The Centre said it has replaced the existing GST compensation cess with a new excise duty and cess, to be levied under the excise framework. It also clarified that the earlier compensation cess would no longer apply, while other statutory duties would continue unless expressly amended. 
 
Notably, National Calamity Contingent Duty (NCCD) was not altered, which means it would continue at existing rates.

What was the earlier tax structure?

Earlier, cigarettes and other tobacco products were taxed under a layered framework that combined GST with multiple levies. 
   
Cigarettes attracted 28 per cent GST, along with a GST compensation cess, which was split into two parts.
 
A specific cess ranged between ₹2,076 and ₹4,170 per 1,000 sticks, while an ad valorem (according to value) cess varied between 5 per cent and 36 per cent, which largely depended on cigarette length and retail price.
 
In addition, NCCD of ₹510 to ₹850 per 1,000 sticks were applied.
 
Put together, this structure translated into a tax incidence of roughly 50 per cent to 60 per cent of the maximum retail price (MRP), with longer cigarettes bearing a higher absolute burden but enjoying better pricing power.
 
It is to be noted that the government had flagged higher taxation on cigarettes as early as September 2025.

What the new tax structure entails

Under the notified framework, cigarettes will face:
  • GST at 40 per cent
  • A new excise duty ranging from ₹2,150 to ₹8,500 per 1,000 sticks
  • NCCD remaining unchanged
 
While the government described the step as a replacement of the compensation cess, the upper end of the new excise duty exceeded the earlier combined cess structure, especially for longer cigarette categories.

Why cigarette length matters more than before

Cigarette taxation in India has always been sensitive to stick length, and the new structure deepened that distinction.
 
Longer cigarettes, which already attracted higher ad valorem cess earlier, now faces much higher absolute excise duties per 1,000 sticks.
 
Shorter sticks, while taxed less in absolute terms, will see a sharper proportional rise because of the higher GST applied uniformly.
 
In effect, the new framework will tighten the pressure across categories, but longer cigarettes are likely to face the steepest increase in rupee terms.
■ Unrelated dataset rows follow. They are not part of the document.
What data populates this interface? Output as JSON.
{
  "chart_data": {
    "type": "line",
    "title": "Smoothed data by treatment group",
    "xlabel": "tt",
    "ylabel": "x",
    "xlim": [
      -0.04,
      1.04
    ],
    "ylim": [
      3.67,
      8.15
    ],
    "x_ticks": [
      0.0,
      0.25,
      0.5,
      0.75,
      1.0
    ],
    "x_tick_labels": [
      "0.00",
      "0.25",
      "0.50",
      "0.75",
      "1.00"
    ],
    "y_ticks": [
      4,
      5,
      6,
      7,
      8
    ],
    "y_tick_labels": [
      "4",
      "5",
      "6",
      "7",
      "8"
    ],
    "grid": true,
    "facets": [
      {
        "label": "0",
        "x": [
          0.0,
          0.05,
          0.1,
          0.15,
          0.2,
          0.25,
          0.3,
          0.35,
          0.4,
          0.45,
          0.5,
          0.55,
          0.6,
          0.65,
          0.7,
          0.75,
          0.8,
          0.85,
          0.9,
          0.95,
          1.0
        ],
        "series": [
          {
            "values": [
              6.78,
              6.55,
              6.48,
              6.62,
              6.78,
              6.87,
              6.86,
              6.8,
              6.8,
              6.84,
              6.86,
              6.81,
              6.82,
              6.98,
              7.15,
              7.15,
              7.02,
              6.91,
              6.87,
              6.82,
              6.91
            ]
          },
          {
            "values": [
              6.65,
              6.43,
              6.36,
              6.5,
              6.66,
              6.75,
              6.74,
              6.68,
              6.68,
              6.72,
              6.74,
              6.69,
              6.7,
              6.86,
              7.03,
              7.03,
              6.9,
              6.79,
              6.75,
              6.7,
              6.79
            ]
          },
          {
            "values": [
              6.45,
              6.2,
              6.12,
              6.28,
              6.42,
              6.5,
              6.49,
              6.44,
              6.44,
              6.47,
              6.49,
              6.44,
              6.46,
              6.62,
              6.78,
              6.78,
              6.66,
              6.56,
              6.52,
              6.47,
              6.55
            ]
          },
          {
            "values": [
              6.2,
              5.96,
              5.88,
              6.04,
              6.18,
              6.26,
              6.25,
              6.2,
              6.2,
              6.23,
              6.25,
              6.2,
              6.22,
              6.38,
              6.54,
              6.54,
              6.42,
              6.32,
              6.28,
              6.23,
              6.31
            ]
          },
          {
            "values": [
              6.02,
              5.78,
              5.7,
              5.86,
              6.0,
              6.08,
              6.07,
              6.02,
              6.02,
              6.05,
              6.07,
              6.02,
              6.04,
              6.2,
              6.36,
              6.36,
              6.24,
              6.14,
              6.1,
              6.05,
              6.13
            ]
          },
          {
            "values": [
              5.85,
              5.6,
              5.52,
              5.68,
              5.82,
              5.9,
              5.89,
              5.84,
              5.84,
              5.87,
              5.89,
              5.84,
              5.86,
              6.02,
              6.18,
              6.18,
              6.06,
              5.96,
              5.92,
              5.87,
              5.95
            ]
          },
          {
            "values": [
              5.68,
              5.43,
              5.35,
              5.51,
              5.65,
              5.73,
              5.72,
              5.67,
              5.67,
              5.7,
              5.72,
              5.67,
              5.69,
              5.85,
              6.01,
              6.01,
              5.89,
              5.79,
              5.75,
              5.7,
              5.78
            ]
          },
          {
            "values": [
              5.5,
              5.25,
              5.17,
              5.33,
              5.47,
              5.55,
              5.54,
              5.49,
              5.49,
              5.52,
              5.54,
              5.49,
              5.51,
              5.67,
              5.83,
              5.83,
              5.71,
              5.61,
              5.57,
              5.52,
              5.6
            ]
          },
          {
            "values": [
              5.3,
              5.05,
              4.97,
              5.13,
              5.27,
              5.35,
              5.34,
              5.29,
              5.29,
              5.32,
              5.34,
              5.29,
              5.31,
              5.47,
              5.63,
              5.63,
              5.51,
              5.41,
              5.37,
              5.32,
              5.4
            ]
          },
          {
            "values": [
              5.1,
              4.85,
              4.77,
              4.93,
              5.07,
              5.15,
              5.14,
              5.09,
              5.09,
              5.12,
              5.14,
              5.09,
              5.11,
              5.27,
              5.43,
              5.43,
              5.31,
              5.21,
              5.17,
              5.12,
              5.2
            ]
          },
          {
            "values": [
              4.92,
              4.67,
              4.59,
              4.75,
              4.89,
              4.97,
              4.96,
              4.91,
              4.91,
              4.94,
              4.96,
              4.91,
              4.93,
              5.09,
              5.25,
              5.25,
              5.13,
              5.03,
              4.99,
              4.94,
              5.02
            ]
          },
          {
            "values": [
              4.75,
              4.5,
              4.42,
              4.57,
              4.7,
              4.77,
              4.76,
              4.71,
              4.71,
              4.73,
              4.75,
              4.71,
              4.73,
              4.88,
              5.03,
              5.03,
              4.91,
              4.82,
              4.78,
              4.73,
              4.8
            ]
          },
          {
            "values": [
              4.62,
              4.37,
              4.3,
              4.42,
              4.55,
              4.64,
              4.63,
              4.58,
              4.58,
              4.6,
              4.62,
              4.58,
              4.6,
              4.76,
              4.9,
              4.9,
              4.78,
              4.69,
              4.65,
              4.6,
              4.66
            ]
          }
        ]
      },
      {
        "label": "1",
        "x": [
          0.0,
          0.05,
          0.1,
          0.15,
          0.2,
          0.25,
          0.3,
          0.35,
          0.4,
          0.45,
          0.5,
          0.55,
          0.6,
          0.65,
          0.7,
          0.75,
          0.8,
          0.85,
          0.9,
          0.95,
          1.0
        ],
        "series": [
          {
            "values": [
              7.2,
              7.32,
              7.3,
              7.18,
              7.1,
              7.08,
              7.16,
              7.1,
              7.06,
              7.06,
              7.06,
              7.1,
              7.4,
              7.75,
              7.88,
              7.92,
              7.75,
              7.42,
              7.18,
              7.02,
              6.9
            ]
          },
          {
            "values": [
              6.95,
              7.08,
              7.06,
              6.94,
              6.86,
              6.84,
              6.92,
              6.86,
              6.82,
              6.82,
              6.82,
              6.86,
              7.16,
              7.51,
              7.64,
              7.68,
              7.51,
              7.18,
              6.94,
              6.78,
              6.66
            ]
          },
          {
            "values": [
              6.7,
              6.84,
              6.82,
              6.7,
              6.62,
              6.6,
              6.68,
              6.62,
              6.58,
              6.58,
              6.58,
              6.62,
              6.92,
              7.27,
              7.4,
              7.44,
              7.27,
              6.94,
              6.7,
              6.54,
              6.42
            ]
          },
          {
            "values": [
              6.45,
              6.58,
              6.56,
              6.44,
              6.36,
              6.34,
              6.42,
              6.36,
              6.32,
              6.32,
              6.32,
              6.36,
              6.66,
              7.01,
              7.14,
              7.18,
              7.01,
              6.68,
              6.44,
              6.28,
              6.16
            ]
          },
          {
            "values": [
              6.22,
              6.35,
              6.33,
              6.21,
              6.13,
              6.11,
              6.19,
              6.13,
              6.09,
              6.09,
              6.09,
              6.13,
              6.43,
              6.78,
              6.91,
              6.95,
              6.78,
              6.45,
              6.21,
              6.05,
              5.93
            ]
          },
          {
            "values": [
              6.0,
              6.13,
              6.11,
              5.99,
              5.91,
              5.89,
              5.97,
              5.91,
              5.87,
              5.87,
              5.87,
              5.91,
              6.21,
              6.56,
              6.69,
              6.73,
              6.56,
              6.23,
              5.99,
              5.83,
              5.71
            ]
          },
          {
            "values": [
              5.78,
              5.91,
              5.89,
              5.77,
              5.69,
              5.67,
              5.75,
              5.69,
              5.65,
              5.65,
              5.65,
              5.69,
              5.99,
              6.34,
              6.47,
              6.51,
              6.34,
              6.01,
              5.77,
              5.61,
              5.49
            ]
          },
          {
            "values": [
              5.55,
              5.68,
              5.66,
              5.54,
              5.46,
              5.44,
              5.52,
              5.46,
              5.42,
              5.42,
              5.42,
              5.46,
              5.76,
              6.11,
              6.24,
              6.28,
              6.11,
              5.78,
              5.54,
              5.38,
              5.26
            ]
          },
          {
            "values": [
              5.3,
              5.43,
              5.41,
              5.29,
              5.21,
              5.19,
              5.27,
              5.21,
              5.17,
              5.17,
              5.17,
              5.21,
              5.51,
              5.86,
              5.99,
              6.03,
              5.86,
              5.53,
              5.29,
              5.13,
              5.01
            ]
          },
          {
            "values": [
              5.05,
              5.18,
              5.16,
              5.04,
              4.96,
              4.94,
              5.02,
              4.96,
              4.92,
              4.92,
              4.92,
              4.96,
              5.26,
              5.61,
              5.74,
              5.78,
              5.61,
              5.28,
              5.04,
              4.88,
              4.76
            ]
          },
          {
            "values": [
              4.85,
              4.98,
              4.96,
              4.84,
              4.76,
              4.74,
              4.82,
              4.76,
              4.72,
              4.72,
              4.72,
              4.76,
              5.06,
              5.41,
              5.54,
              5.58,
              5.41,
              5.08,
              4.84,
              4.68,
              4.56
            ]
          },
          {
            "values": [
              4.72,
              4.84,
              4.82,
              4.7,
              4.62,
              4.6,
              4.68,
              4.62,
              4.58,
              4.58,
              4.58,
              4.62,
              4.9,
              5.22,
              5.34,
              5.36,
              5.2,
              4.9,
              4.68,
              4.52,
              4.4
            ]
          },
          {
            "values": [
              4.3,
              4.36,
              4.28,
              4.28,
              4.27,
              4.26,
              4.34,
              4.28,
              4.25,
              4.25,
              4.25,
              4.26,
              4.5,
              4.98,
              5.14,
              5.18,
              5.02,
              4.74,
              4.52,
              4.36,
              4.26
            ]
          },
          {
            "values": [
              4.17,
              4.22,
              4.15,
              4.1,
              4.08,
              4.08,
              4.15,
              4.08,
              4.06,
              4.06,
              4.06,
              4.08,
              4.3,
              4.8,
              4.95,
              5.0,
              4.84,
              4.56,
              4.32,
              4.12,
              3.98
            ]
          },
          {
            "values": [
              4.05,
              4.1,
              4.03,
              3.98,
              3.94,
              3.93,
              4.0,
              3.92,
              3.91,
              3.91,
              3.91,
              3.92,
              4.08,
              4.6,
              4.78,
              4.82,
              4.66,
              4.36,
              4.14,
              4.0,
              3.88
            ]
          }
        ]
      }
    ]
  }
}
Old vs new: What the math suggests

Based on notified ranges, the estimated impact is as follows: 
Metric Earlier structure New structure (estimated)
GST rate 28% 40%
Fixed levy per 1,000 sticks ₹2,586 – ₹5,020* (approx) ₹2,660 – ₹9,350* (approx)
Tax as % of MRP ~50% – 60% ~65% – 80%
Increase in tax per stick ~20% – 40%
 
*Includes cess/excise plus NCCD

How this will effect cigarette prices

Initial estimates suggest tax per stick will rise by 20 per cent to 40 per cent, depending on length and price band. To pass this on fully, companies may need to raise prices by around 18 per cent to 35 per cent.
 
A brokerage assessment firm told CNBC TV 18 that ITC alone may need to raise prices by at least 15 per cent, if not more, to absorb the overall impact.
 
For example, if we take a cigarette packet priced at ₹100 with 10 sticks of regular size (68–70 mm), the new tax structure implies an estimated price increase of ₹15–₹25 per pack, taking the revised MRP to roughly ₹115–₹125. This means the per-stick price would increase by ₹1.5–₹2.5 (minimum). 
 
This estimate purely depends on how much of the tax increase companies choose to pass on.
 
Brokerages have flagged that a minimum 15 per cent hike is likely even for shorter cigarettes, with steeper increases for longer sticks. Without price hikes, the new structure could cut earnings before interest and taxes by over 40 per cent, while higher prices could pressure volumes, particularly in the mass segment.